Trumka brought that vision to the world stage—from his youth organizing coal miners in Alabama to go on sympathy strike with South African miners protesting apartheid to, most recently, his fight for imprisoned Uyghurs in China. For the right of working people in the United Kingdom to have a voice in trade negotiations to his support for imprisoned trade unionists in Burma.
Trumka hated racism and sexism and other bigotry, something he referred to as the “isms.” He was the son of immigrants and when someone attacked immigrants he saw them attacking his mother, father and neighbors, and responded accordingly.
Trumka understood his mission was more than political, more than economic. That he was lifting up the moral value of solidarity that he learned from his parents, from his community, from his sisters and brothers in the Mine Workers, and from his Catholic parish in Nemacolin.
Trumka was a man in full. His private life was as big as his public persona. His love for his family—his parents, his wife and son, his sister and brothers-in-law, grandkids, and the many people for whom he was a surrogate parent and brother—shined through him. He was a magnificent hunter, a man whose football career, ended by injury, was transformed into a lifelong love of the game and a devotion to teaching it to young people. Watching his son, Richard, play linebacker at Cornell University gave him special joy and, despite the schedule of a global labor leader, he never missed a game. He was never happier than when he was with his grandchildren, Trey, Taylor and Ki. Trumka also had a devotion to craft—to how things are done and how things work. Trumka loved people, loved a fight, hated injustice and cruelty, and strived for self-knowledge. He was a student of history. And the history books will be sure to write about him. Trumka never stopped marveling at how much fortune had smiled on him by giving him the chance to fight for working people with every breath he had—from the darkness of the coal mines to the shining lights of the White House.
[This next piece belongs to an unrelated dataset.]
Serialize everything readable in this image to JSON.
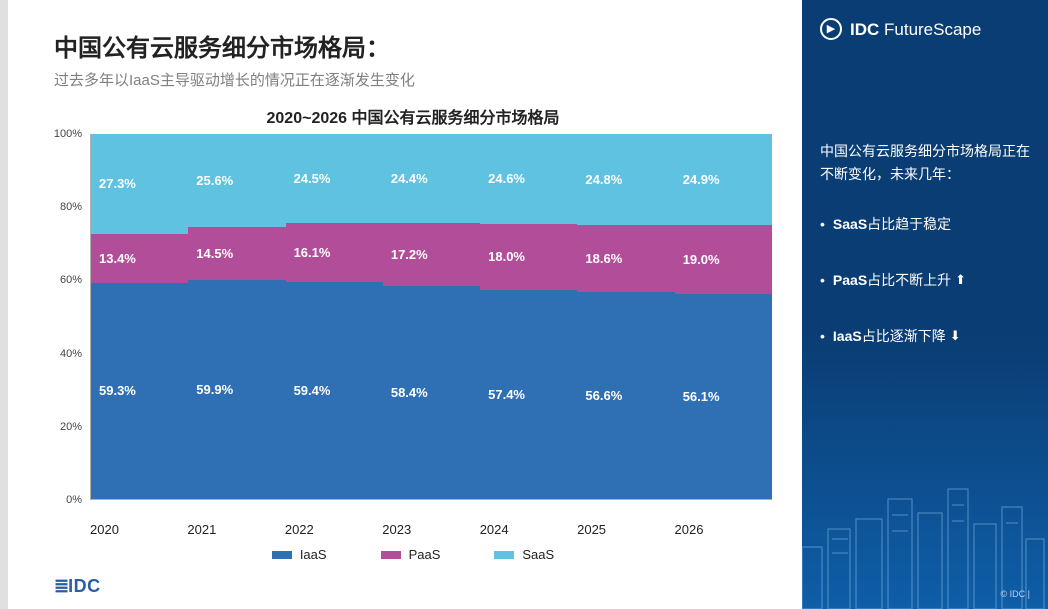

What is Richard Trumka’s legacy to the labor movement? The labor movement as a movement. An organizing movement. The labor movement as a force for racial and gender justice. The labor movement as a powerful voice in leading the direction of the American economy—the counterweight to Wall Street, big corporations and billionaires. The force for justice and a voice at work. The idea that the labor movement must be above all prepared to fight, to risk everything for working people. And above all, the embodiment of solidarity as a way of being—an antithesis to greed and selfishness. A path to hope and light and love. He lived it every moment of his life, and workers around the world are better for it.